The preparation of financial statements in conformity with accounting principles generally accepted in the United States of America requires management to make estimates and assumptions that affect the reported amounts of assets and liabilities and the disclosure of contingent assets and liabilities of the date of the financial statements and the reported amounts of revenues and expenses during the reporting period. Note 2 to the Financial Statements describes the significant accounting policies and methods used in the preparation of the Financial Statements. Estimates are used for, but not limited to, contingencies and taxes. Actual results could differ materially from those estimates. The following critical accounting policies are impacted significantly by judgments, assumptions, and estimates used in the preparation of the Financial Statements.
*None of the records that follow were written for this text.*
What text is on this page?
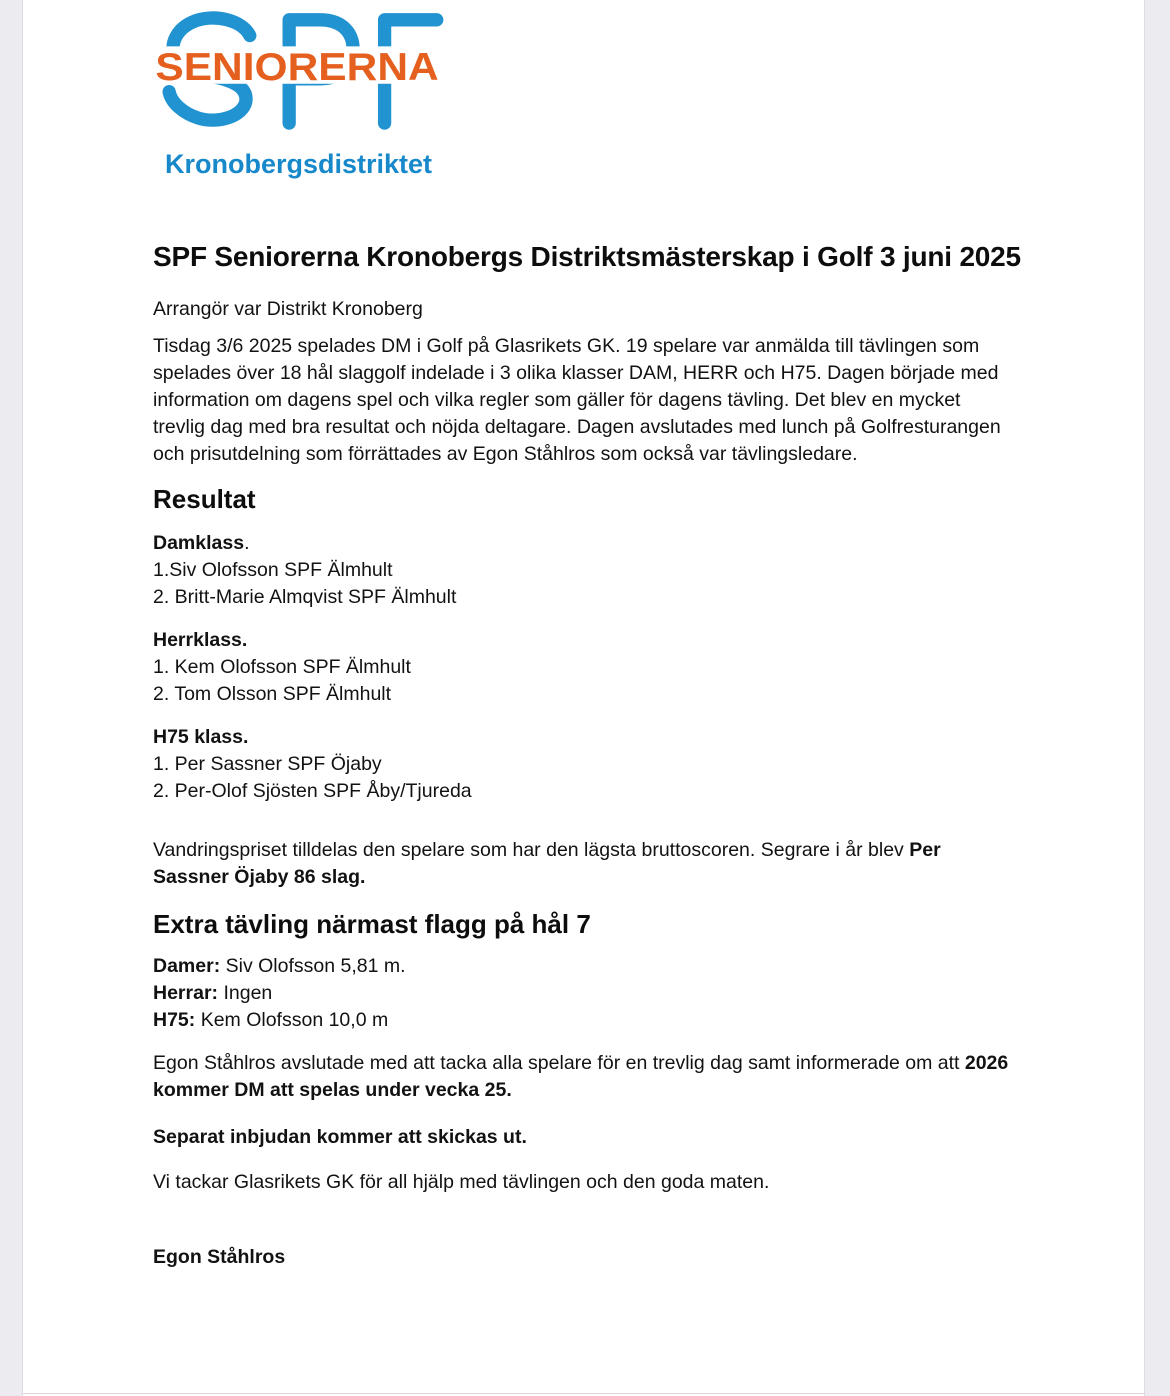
SENIORERNA
Kronobergsdistriktet
SPF Seniorerna Kronobergs Distriktsmästerskap i Golf 3 juni 2025

Arrangör var Distrikt Kronoberg

Tisdag 3/6 2025 spelades DM i Golf på Glasrikets GK. 19 spelare var anmälda till tävlingen som spelades över 18 hål slaggolf indelade i 3 olika klasser DAM, HERR och H75. Dagen började med information om dagens spel och vilka regler som gäller för dagens tävling. Det blev en mycket trevlig dag med bra resultat och nöjda deltagare. Dagen avslutades med lunch på Golfresturangen och prisutdelning som förrättades av Egon Ståhlros som också var tävlingsledare.

Resultat
Damklass.
1.Siv Olofsson SPF Älmhult
2. Britt-Marie Almqvist SPF Älmhult
Herrklass.
1. Kem Olofsson SPF Älmhult
2. Tom Olsson SPF Älmhult
H75 klass.
1. Per Sassner SPF Öjaby
2. Per-Olof Sjösten SPF Åby/Tjureda

Vandringspriset tilldelas den spelare som har den lägsta bruttoscoren. Segrare i år blev Per Sassner Öjaby 86 slag.

Extra tävling närmast flagg på hål 7
Damer: Siv Olofsson 5,81 m.
Herrar: Ingen
H75: Kem Olofsson 10,0 m

Egon Ståhlros avslutade med att tacka alla spelare för en trevlig dag samt informerade om att 2026 kommer DM att spelas under vecka 25.

Separat inbjudan kommer att skickas ut.

Vi tackar Glasrikets GK för all hjälp med tävlingen och den goda maten.

Egon Ståhlros
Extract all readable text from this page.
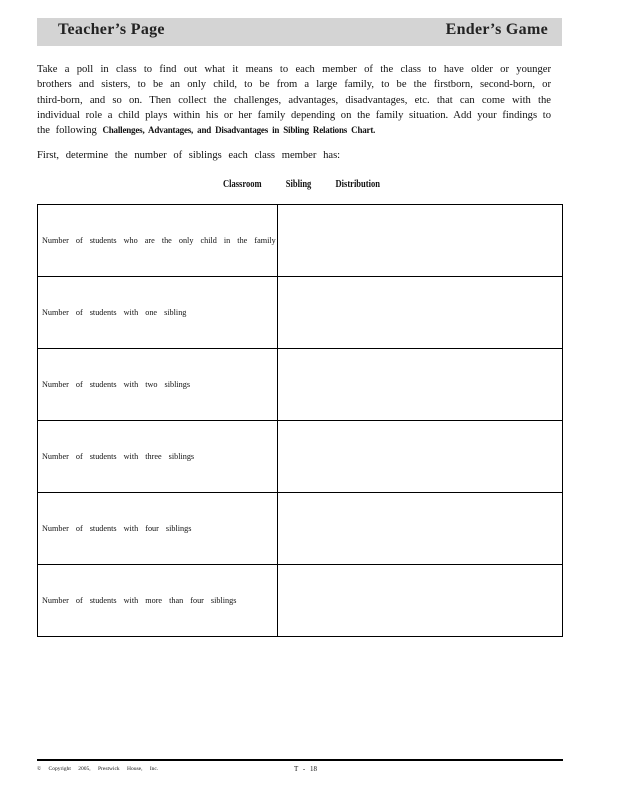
Teacher’s Page	Ender’s Game
Take a poll in class to find out what it means to each member of the class to have older or younger brothers and sisters, to be an only child, to be from a large family, to be the firstborn, second-born, or third-born, and so on. Then collect the challenges, advantages, disadvantages, etc. that can come with the individual role a child plays within his or her family depending on the family situation. Add your findings to the following Challenges, Advantages, and Disadvantages in Sibling Relations Chart.
First, determine the number of siblings each class member has:
Classroom Sibling Distribution
Number of students who are the only child in the family	
Number of students with one sibling	
Number of students with two siblings	
Number of students with three siblings	
Number of students with four siblings	
Number of students with more than four siblings	
© Copyright 2005, Prestwick House, Inc.	T - 18
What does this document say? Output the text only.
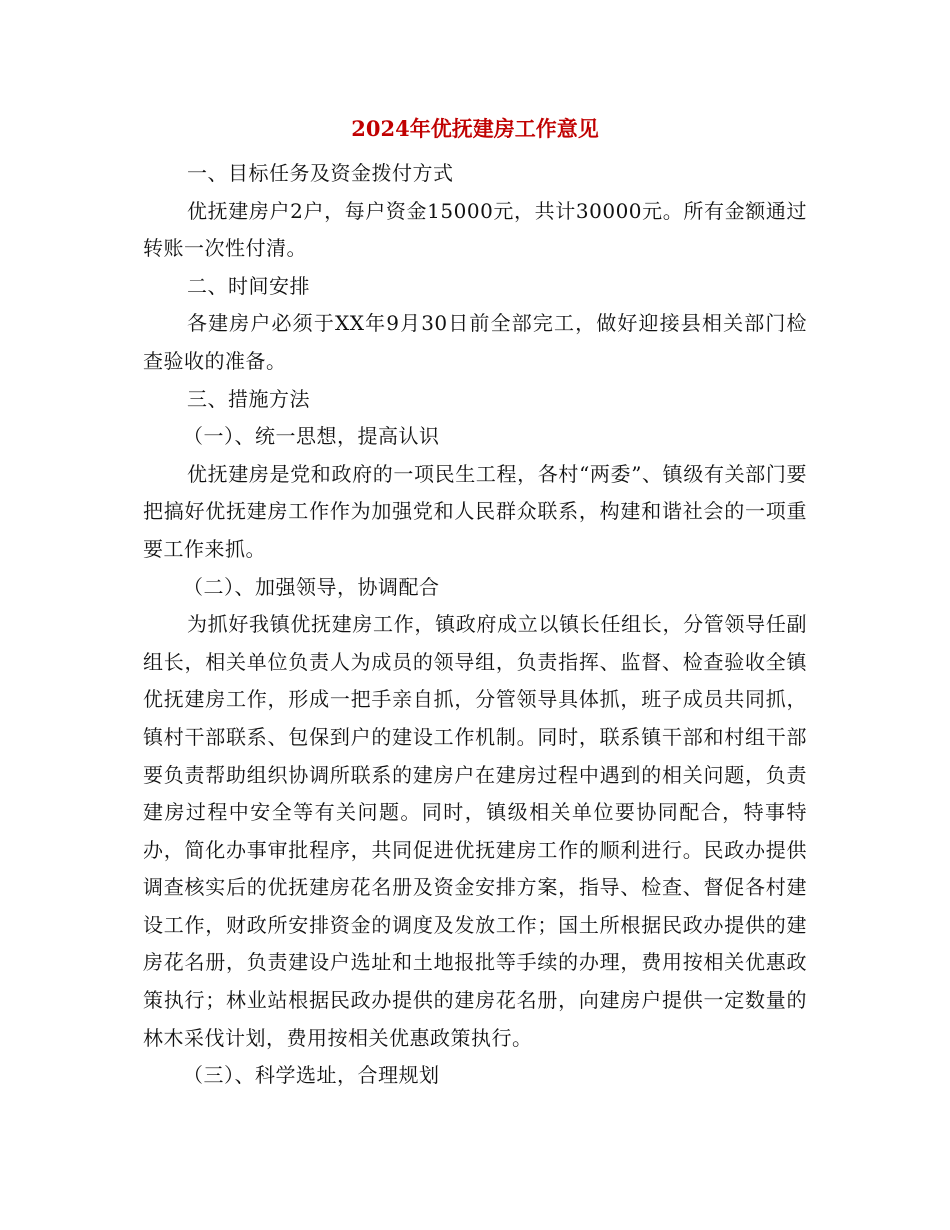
2024年优抚建房工作意见

一、目标任务及资金拨付方式

优抚建房户2户，每户资金15000元，共计30000元。所有金额通过转账一次性付清。

二、时间安排

各建房户必须于XX年9月30日前全部完工，做好迎接县相关部门检查验收的准备。

三、措施方法

（一）、统一思想，提高认识

优抚建房是党和政府的一项民生工程，各村“两委”、镇级有关部门要把搞好优抚建房工作作为加强党和人民群众联系，构建和谐社会的一项重要工作来抓。

（二）、加强领导，协调配合

为抓好我镇优抚建房工作，镇政府成立以镇长任组长，分管领导任副组长，相关单位负责人为成员的领导组，负责指挥、监督、检查验收全镇优抚建房工作，形成一把手亲自抓，分管领导具体抓，班子成员共同抓，镇村干部联系、包保到户的建设工作机制。同时，联系镇干部和村组干部要负责帮助组织协调所联系的建房户在建房过程中遇到的相关问题，负责建房过程中安全等有关问题。同时，镇级相关单位要协同配合，特事特办，简化办事审批程序，共同促进优抚建房工作的顺利进行。民政办提供调查核实后的优抚建房花名册及资金安排方案，指导、检查、督促各村建设工作，财政所安排资金的调度及发放工作；国土所根据民政办提供的建房花名册，负责建设户选址和土地报批等手续的办理，费用按相关优惠政策执行；林业站根据民政办提供的建房花名册，向建房户提供一定数量的林木采伐计划，费用按相关优惠政策执行。

（三）、科学选址，合理规划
We are subject to various loss contingencies arising in the ordinary course of business. We consider the likelihood of loss or impairment of an asset or the incurrence of a liability, as well as our ability to reasonably estimate the amount of loss in determining loss contingencies. An estimated loss contingency is accrued when management concludes that it is probable that an asset has been impaired or a liability has been incurred and the amount of the loss can be reasonably estimated. We regularly evaluate current information available to us to determine whether such accruals should be adjusted.

We recognize deferred tax assets (future tax benefits) and liabilities for the expected future tax consequences of temporary differences between the book carrying amounts and the tax basis of assets and liabilities. The deferred tax assets and liabilities represent the expected future tax return consequences of those differences, which are expected to be either deductible or taxable when the assets and liabilities are recovered or settled. Future tax benefits have been fully offset by a 100% valuation allowance as management is unable to determine that it is more likely than not that this deferred tax asset will be realized.

Off-Balance Sheet Arrangements

We have not entered into any off-balance sheet arrangements that have or are reasonably likely to have a current or future effect on our financial condition, changes in financial condition, revenues or expenses, results of operations, liquidity, capital expenditures or capital resources and would be considered material to investors.

Recent Accounting Pronouncements

The Company has implemented all new accounting pronouncements that are in effect. These pronouncements did not have any material impact on the financial statements unless otherwise disclosed, and the Company does not believe that there are any other new accounting pronouncements that have been issued that might have a material impact on its financial position or results of operations.